Throughout this sprint, we created a cardboard hand sketch model of our final vision, while simultaneously working on CAD and researching signal processing for Sprint 2.
We made the cardboard hand sketch model to test the functionality of electrical and software components. This allowed our mechanical leads to have more time to work on the CAD for Sprint 2.
electrical
On the electrical side, we have connected a single sEMG sensor to Arduino to control a single servo motor. It can identify whether your hand is clenched or relaxed and controls the servo based off of that.
Software
We've learned to process sEMG signals as we wanted to use raw signals to process sEMG signals and made an initial MATLAB script to use in signal processing. We have also begun learning more about machine learning and how we can apply it to our goal of making the hand respond to specific gestures from the user.
Cardboard Sketch Model
We have a cardboard hand that controls all of the fingers and thumb with one emg sensor. We are using one servo motor and an Arduino Uno R4.
What we hope to accomplish in the next sprint!

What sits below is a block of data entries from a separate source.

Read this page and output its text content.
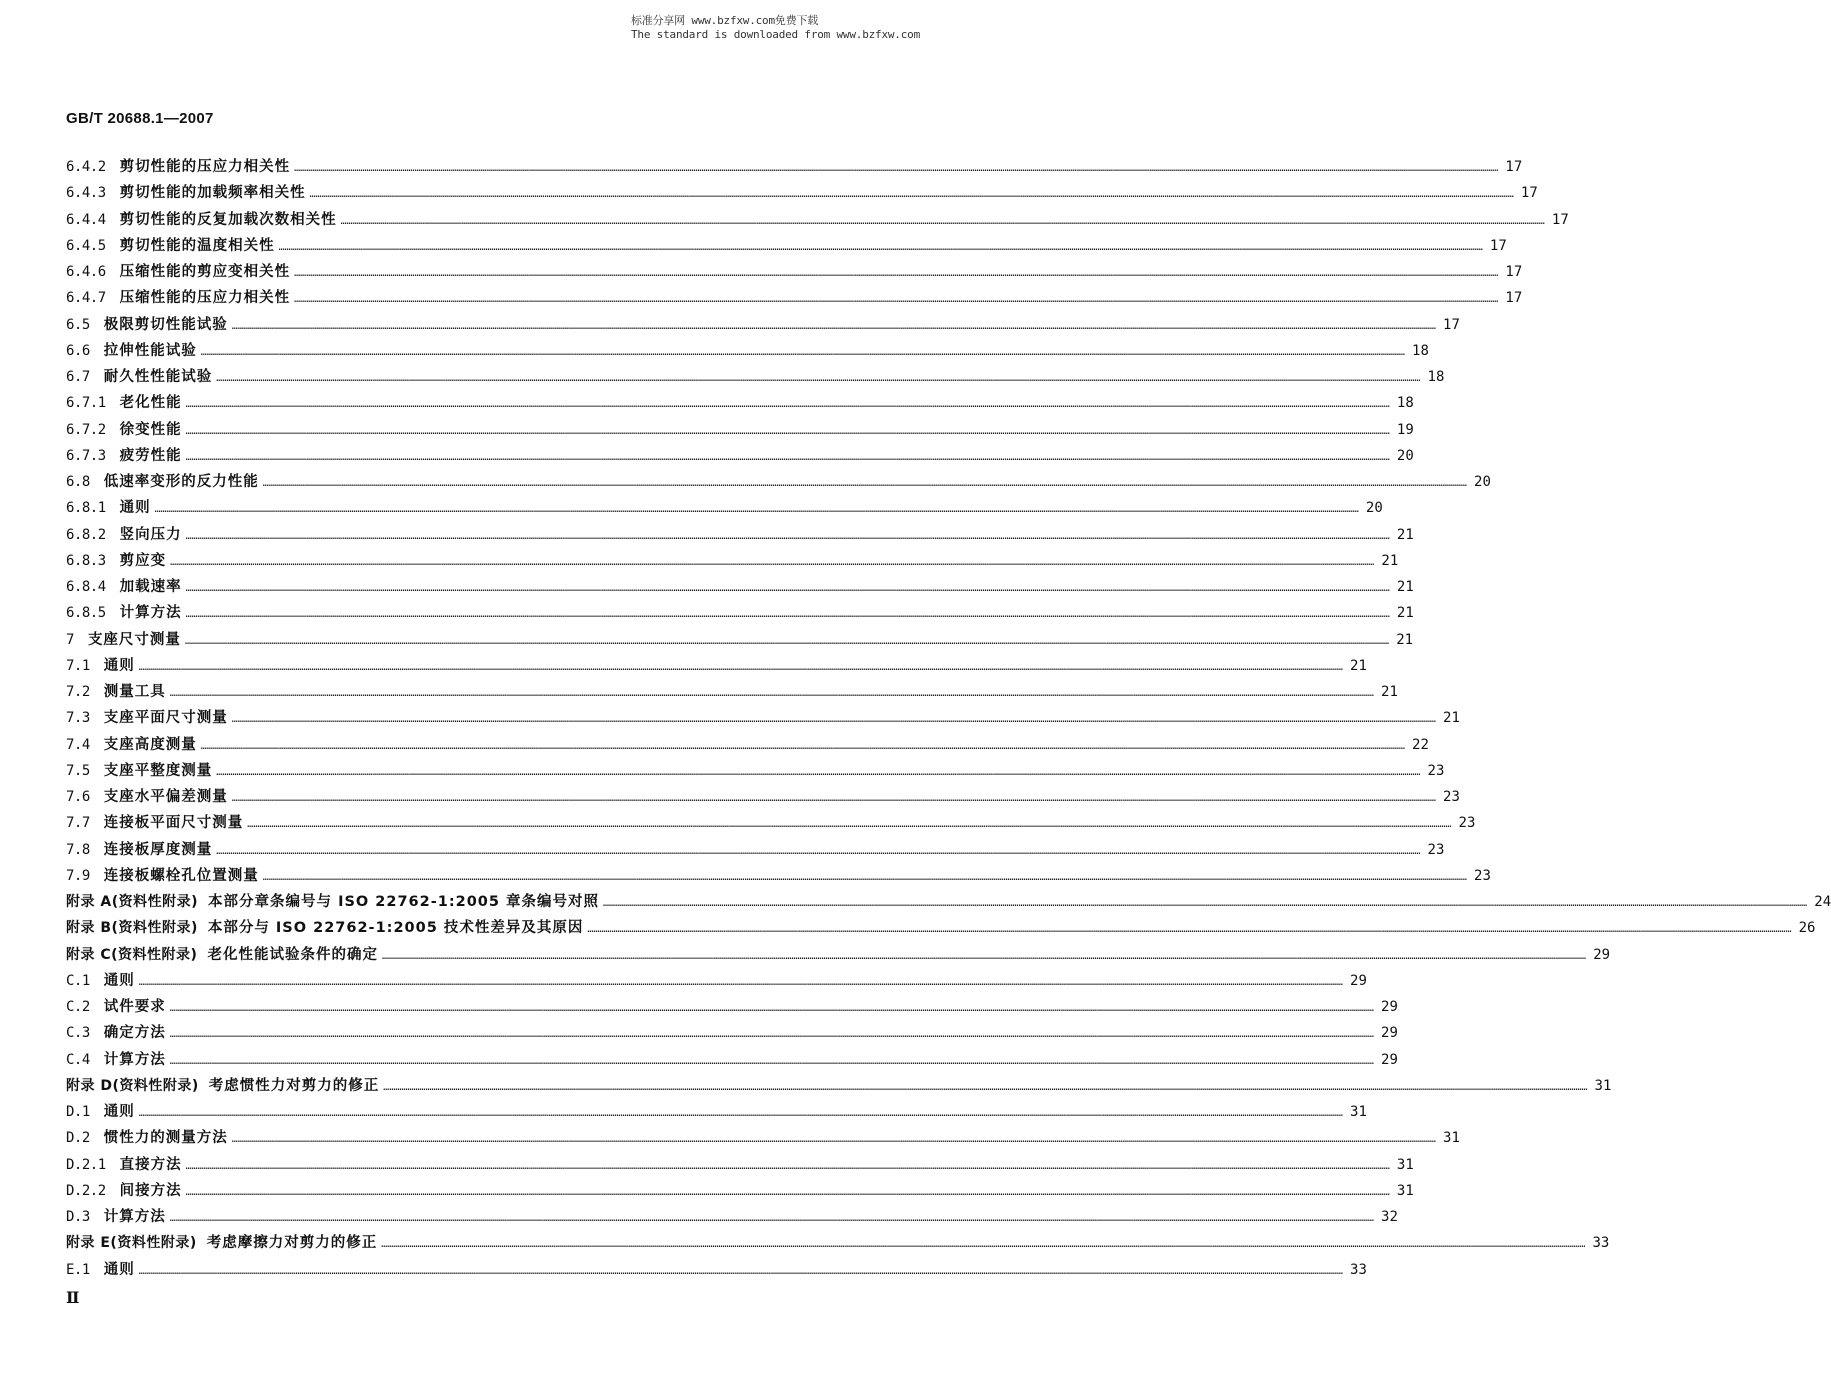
标准分享网 www.bzfxw.com免费下载
The standard is downloaded from www.bzfxw.com
GB/T 20688.1—2007
6.4.2 剪切性能的压应力相关性 …………………………………………………………………………………………………………………………………………………………………………………………………………………………………………………………………………………………………………………………………………………………………………………………………………………………………………………………………………………………………………………………………………………… 17
6.4.3 剪切性能的加载频率相关性 …………………………………………………………………………………………………………………………………………………………………………………………………………………………………………………………………………………………………………………………………………………………………………………………………………………………………………………………………………………………………………………………………………………… 17
6.4.4 剪切性能的反复加载次数相关性 …………………………………………………………………………………………………………………………………………………………………………………………………………………………………………………………………………………………………………………………………………………………………………………………………………………………………………………………………………………………………………………………………………………… 17
6.4.5 剪切性能的温度相关性 …………………………………………………………………………………………………………………………………………………………………………………………………………………………………………………………………………………………………………………………………………………………………………………………………………………………………………………………………………………………………………………………………………………… 17
6.4.6 压缩性能的剪应变相关性 …………………………………………………………………………………………………………………………………………………………………………………………………………………………………………………………………………………………………………………………………………………………………………………………………………………………………………………………………………………………………………………………………………………… 17
6.4.7 压缩性能的压应力相关性 …………………………………………………………………………………………………………………………………………………………………………………………………………………………………………………………………………………………………………………………………………………………………………………………………………………………………………………………………………………………………………………………………………………… 17
6.5 极限剪切性能试验 …………………………………………………………………………………………………………………………………………………………………………………………………………………………………………………………………………………………………………………………………………………………………………………………………………………………………………………………………………………………………………………………………………………… 17
6.6 拉伸性能试验 …………………………………………………………………………………………………………………………………………………………………………………………………………………………………………………………………………………………………………………………………………………………………………………………………………………………………………………………………………………………………………………………………………………… 18
6.7 耐久性性能试验 …………………………………………………………………………………………………………………………………………………………………………………………………………………………………………………………………………………………………………………………………………………………………………………………………………………………………………………………………………………………………………………………………………………… 18
6.7.1 老化性能 …………………………………………………………………………………………………………………………………………………………………………………………………………………………………………………………………………………………………………………………………………………………………………………………………………………………………………………………………………………………………………………………………………………… 18
6.7.2 徐变性能 …………………………………………………………………………………………………………………………………………………………………………………………………………………………………………………………………………………………………………………………………………………………………………………………………………………………………………………………………………………………………………………………………………………… 19
6.7.3 疲劳性能 …………………………………………………………………………………………………………………………………………………………………………………………………………………………………………………………………………………………………………………………………………………………………………………………………………………………………………………………………………………………………………………………………………………… 20
6.8 低速率变形的反力性能 …………………………………………………………………………………………………………………………………………………………………………………………………………………………………………………………………………………………………………………………………………………………………………………………………………………………………………………………………………………………………………………………………………………… 20
6.8.1 通则 …………………………………………………………………………………………………………………………………………………………………………………………………………………………………………………………………………………………………………………………………………………………………………………………………………………………………………………………………………………………………………………………………………………… 20
6.8.2 竖向压力 …………………………………………………………………………………………………………………………………………………………………………………………………………………………………………………………………………………………………………………………………………………………………………………………………………………………………………………………………………………………………………………………………………………… 21
6.8.3 剪应变 …………………………………………………………………………………………………………………………………………………………………………………………………………………………………………………………………………………………………………………………………………………………………………………………………………………………………………………………………………………………………………………………………………………… 21
6.8.4 加载速率 …………………………………………………………………………………………………………………………………………………………………………………………………………………………………………………………………………………………………………………………………………………………………………………………………………………………………………………………………………………………………………………………………………………… 21
6.8.5 计算方法 …………………………………………………………………………………………………………………………………………………………………………………………………………………………………………………………………………………………………………………………………………………………………………………………………………………………………………………………………………………………………………………………………………………… 21
7 支座尺寸测量 …………………………………………………………………………………………………………………………………………………………………………………………………………………………………………………………………………………………………………………………………………………………………………………………………………………………………………………………………………………………………………………………………………………… 21
7.1 通则 …………………………………………………………………………………………………………………………………………………………………………………………………………………………………………………………………………………………………………………………………………………………………………………………………………………………………………………………………………………………………………………………………………………… 21
7.2 测量工具 …………………………………………………………………………………………………………………………………………………………………………………………………………………………………………………………………………………………………………………………………………………………………………………………………………………………………………………………………………………………………………………………………………………… 21
7.3 支座平面尺寸测量 …………………………………………………………………………………………………………………………………………………………………………………………………………………………………………………………………………………………………………………………………………………………………………………………………………………………………………………………………………………………………………………………………………………… 21
7.4 支座高度测量 …………………………………………………………………………………………………………………………………………………………………………………………………………………………………………………………………………………………………………………………………………………………………………………………………………………………………………………………………………………………………………………………………………………… 22
7.5 支座平整度测量 …………………………………………………………………………………………………………………………………………………………………………………………………………………………………………………………………………………………………………………………………………………………………………………………………………………………………………………………………………………………………………………………………………………… 23
7.6 支座水平偏差测量 …………………………………………………………………………………………………………………………………………………………………………………………………………………………………………………………………………………………………………………………………………………………………………………………………………………………………………………………………………………………………………………………………………………… 23
7.7 连接板平面尺寸测量 …………………………………………………………………………………………………………………………………………………………………………………………………………………………………………………………………………………………………………………………………………………………………………………………………………………………………………………………………………………………………………………………………………………… 23
7.8 连接板厚度测量 …………………………………………………………………………………………………………………………………………………………………………………………………………………………………………………………………………………………………………………………………………………………………………………………………………………………………………………………………………………………………………………………………………………… 23
7.9 连接板螺栓孔位置测量 …………………………………………………………………………………………………………………………………………………………………………………………………………………………………………………………………………………………………………………………………………………………………………………………………………………………………………………………………………………………………………………………………………………… 23
附录 A(资料性附录) 本部分章条编号与 ISO 22762-1:2005 章条编号对照 …………………………………………………………………………………………………………………………………………………………………………………………………………………………………………………………………………………………………………………………………………………………………………………………………………………………………………………………………………………………………………………………………………………… 24
附录 B(资料性附录) 本部分与 ISO 22762-1:2005 技术性差异及其原因 …………………………………………………………………………………………………………………………………………………………………………………………………………………………………………………………………………………………………………………………………………………………………………………………………………………………………………………………………………………………………………………………………………………… 26
附录 C(资料性附录) 老化性能试验条件的确定 …………………………………………………………………………………………………………………………………………………………………………………………………………………………………………………………………………………………………………………………………………………………………………………………………………………………………………………………………………………………………………………………………………………… 29
C.1 通则 …………………………………………………………………………………………………………………………………………………………………………………………………………………………………………………………………………………………………………………………………………………………………………………………………………………………………………………………………………………………………………………………………………………… 29
C.2 试件要求 …………………………………………………………………………………………………………………………………………………………………………………………………………………………………………………………………………………………………………………………………………………………………………………………………………………………………………………………………………………………………………………………………………………… 29
C.3 确定方法 …………………………………………………………………………………………………………………………………………………………………………………………………………………………………………………………………………………………………………………………………………………………………………………………………………………………………………………………………………………………………………………………………………………… 29
C.4 计算方法 …………………………………………………………………………………………………………………………………………………………………………………………………………………………………………………………………………………………………………………………………………………………………………………………………………………………………………………………………………………………………………………………………………………… 29
附录 D(资料性附录) 考虑惯性力对剪力的修正 …………………………………………………………………………………………………………………………………………………………………………………………………………………………………………………………………………………………………………………………………………………………………………………………………………………………………………………………………………………………………………………………………………………… 31
D.1 通则 …………………………………………………………………………………………………………………………………………………………………………………………………………………………………………………………………………………………………………………………………………………………………………………………………………………………………………………………………………………………………………………………………………………… 31
D.2 惯性力的测量方法 …………………………………………………………………………………………………………………………………………………………………………………………………………………………………………………………………………………………………………………………………………………………………………………………………………………………………………………………………………………………………………………………………………………… 31
D.2.1 直接方法 …………………………………………………………………………………………………………………………………………………………………………………………………………………………………………………………………………………………………………………………………………………………………………………………………………………………………………………………………………………………………………………………………………………… 31
D.2.2 间接方法 …………………………………………………………………………………………………………………………………………………………………………………………………………………………………………………………………………………………………………………………………………………………………………………………………………………………………………………………………………………………………………………………………………………… 31
D.3 计算方法 …………………………………………………………………………………………………………………………………………………………………………………………………………………………………………………………………………………………………………………………………………………………………………………………………………………………………………………………………………………………………………………………………………………… 32
附录 E(资料性附录) 考虑摩擦力对剪力的修正 …………………………………………………………………………………………………………………………………………………………………………………………………………………………………………………………………………………………………………………………………………………………………………………………………………………………………………………………………………………………………………………………………………………… 33
E.1 通则 …………………………………………………………………………………………………………………………………………………………………………………………………………………………………………………………………………………………………………………………………………………………………………………………………………………………………………………………………………………………………………………………………………………… 33
Ⅱ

To create a fully fabricated 3D printed mechanical arm that has necessary detailed features, such as casing that hold all electrical components and channels for the strings in the pulley system, with individual servo motors for each finger. We will also determine where to place our sEMG sensors to best collect data to train our model. We hope to train a machine learning model that can identify at least 3 gestures consistently (rock, paper, and scissors). If time allows, we will connect the servos to control the hand and test the hardware.